De même, je partagerais certaines des mesures de routine que je prends habituellement par rapport à mon empreinte numérique, ce qui inclut la prise de décisions conscientes lorsque je fournis ou non des données personnelles, ce qui dépend beaucoup de l’identité de l’entité avec laquelle je suis en relation et des fins d’utilisation qu’ils me communiquent, ainsi que dans l’activation et le contrôle périodique des paramètres de confidentialité et de sécurité.
A ce stade du développement des technologies de l’information, y a-t-il moyen de croire que notre identité et nos données sont bien protégées et utilisées aux fins garanties par leurs dépositaires ?
La formulation de la question révèle la défiance qui existe à cet égard, fruit du manque de culture « data » tant du point de vue « éducatif » que dans les comportements passés de nombreuses organisations publiques et privées. Malheureusement, cette perte de confiance était et continue d’être alimentée par le sensationnalisme et la recherche constante de drames dans de nombreux médias. En ce qui me concerne, j’étudie et j’essaie de me forger une opinion en m’intéressant à la source : je passe en revue les politiques en la matière et s’il existe des paramètres de confidentialité et de sécurité pour agir en conséquence.
Vous avez certainement lu «1984». Sommes-nous loin ou près ?
Je l’ai lu quand j’étais adolescente et à nouveau à la trentaine.

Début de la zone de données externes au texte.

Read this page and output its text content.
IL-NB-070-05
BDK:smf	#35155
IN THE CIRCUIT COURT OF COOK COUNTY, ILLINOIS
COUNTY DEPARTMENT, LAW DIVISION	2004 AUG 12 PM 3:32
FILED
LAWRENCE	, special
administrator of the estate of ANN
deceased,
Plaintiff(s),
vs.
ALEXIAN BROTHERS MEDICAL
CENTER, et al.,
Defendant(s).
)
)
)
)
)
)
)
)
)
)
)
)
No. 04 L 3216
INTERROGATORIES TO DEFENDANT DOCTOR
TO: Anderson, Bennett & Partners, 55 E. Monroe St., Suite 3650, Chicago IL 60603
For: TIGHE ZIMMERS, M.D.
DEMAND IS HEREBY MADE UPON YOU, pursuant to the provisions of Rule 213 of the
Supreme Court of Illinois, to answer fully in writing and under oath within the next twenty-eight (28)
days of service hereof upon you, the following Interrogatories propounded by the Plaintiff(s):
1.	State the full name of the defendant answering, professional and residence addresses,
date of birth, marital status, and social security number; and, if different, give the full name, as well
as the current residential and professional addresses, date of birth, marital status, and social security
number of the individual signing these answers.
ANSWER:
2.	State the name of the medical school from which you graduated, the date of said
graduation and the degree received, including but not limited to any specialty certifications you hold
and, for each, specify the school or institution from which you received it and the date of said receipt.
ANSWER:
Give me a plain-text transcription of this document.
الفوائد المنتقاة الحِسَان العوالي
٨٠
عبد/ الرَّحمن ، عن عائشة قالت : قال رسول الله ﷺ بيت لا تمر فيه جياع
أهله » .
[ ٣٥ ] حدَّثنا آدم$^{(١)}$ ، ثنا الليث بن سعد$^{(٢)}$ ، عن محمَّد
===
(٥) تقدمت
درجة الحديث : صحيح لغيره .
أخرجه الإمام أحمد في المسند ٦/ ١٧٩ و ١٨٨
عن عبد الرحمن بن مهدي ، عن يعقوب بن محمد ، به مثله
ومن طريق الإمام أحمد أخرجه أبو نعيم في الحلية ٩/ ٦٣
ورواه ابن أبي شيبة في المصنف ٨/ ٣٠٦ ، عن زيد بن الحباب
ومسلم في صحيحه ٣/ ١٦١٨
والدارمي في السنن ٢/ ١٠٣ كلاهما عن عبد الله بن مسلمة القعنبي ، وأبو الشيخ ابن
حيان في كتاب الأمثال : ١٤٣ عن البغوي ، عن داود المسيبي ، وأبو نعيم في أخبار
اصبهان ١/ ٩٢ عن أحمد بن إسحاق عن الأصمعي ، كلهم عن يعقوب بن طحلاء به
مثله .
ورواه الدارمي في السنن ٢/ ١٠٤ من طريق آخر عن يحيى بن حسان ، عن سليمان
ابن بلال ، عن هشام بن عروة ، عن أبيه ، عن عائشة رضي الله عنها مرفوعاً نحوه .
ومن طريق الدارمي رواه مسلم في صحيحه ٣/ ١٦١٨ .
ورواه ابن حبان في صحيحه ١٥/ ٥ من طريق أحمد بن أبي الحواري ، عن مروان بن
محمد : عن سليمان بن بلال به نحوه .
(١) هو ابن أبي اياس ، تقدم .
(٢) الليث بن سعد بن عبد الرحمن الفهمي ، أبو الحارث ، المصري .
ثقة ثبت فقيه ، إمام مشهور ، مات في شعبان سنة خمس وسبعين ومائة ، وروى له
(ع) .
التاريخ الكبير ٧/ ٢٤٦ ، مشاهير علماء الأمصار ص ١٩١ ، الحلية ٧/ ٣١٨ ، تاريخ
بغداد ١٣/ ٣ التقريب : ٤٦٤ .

Nous étions proches et nous le sommes toujours : les démocraties sont fragiles et nous devons exiger à nos gouvernants et à nous-mêmes le respect de l’État de droit et des institutions, la séparation des pouvoirs sans oublier de revisiter l’histoire en permanence.
Selon vous, quels sont les problèmes les plus inquiétants dans la société d’aujourd’hui ?
Je suis préoccupé par la fatigue vitale ou le pessimisme qui mine la capacité de construire et de maintenir une vision ambitieuse et non résignée de notre avenir. Je suis préoccupé par l’abandon de la culture de l’effort, l’endoctrinement « éveillé » et la difficulté de maintenir des dialogues respectueux.
Passons maintenant à certains aspects personnels, si cela vous convient.
Lorsque vous ne travaillez pas sur ces activités apparemment complexes, à quoi consacrez-vous votre temps ?
Je profiter de ma famille, de mes amis et de mes passe-temps et… je suis les blogs de deux de mes collègues du LFM.
Quelles personnes, actuelles ou passées, sont pour vous une référence, un modèle, ou un objet d’admiration ?
Ma mère, ma belle-mère et ma grand-mère, pour leur génie intellectuel, leur sensibilité artistique et leurs manières exquises.
Dites-nous trois objectifs que vous aimeriez atteindre à moyen terme.
En supposant que je conserve la santé et mon travail, réussir l’éducation de mes filles, trouver le temps de danser et avoir suffisamment d’énergie pour continuer à apprendre.
En tant qu’ancienne élève du LFM, quel message souhaitez-vous faire passer à vos anciens camarades ou à la communauté éducative du Lycée en général ?
Plus le temps passe, plus j’apprécie la formation que j’ai reçue au LFM. Je suis reconnaissante du privilège d’avoir profité du système éducatif français, qui nous a transmis l’importance de la rigueur scientifique, nous a appris à aimer la lecture et le développement d’un esprit critique et à être ouvert d’esprit et tolérant. C’est toujours mon école préférée !
Y a-t-il quelque chose que vous voudriez ajouter dans cette interview ?
Merci beaucoup de m’y avoir invitée !
Merci beaucoup pour votre temps et pour avoir partagé ces impressions avec nos lecteurs.